James Villegas will be the first to admit that his research plots are some of the worst-looking crop fields to be found.
And that’s just the way he wants it.
“We want (the crops) to be munched on by different insects,” said Villegas, an LSU AgCenter entomologist. “We do a lot of trial and error here in the field, and it is great that we can do that in the research station where we can afford to actually make mistakes in order for us to make sure that mistake won’t be translated in the real-field scenario outside of the research arena.”
Villegas began his role as the field crops entomologist at the AgCenter Dean Lee Research and Extension Center near Alexandria a few months ago. He works to identify and share strategies to manage insects both effectively and economically.
Talking with farmers, consultants and others in the agriculture industry is one of Villegas’ favorite aspects of his job. They often provide inspiration for his research program.
“They tell you what they observe in the field, and from there, you are able to generate several ideas that you could do in the field and build some experiments,” he said.
Though he grew up around rice and sugarcane farms in the Philippines, Villegas never expected to work in agriculture or to be an entomologist.

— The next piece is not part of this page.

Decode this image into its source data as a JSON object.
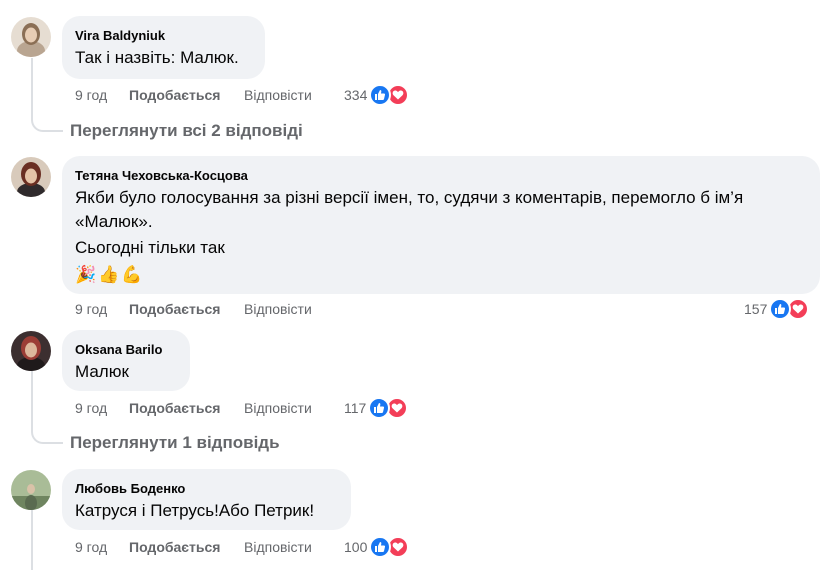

But as an undergraduate student at Ateneo de Manila University, he learned about viruses vectored by insects and became fascinated with them.
“This is pretty cool,” he recalled thinking at the time. “There’s a world out there studying this kind of stuff.”
And so he went on to pursue master’s and doctoral degrees in entomology at LSU. Before accepting his current position at Dean Lee, Villegas was a research associate specialist in the AgCenter Department of Entomology.
Villegas enjoys using his knowledge to help others.
“There is no greater joy than when you make some recommendations and get a call back and they say, ‘That works really well,’” he said. “That’s actually quite a great feeling.”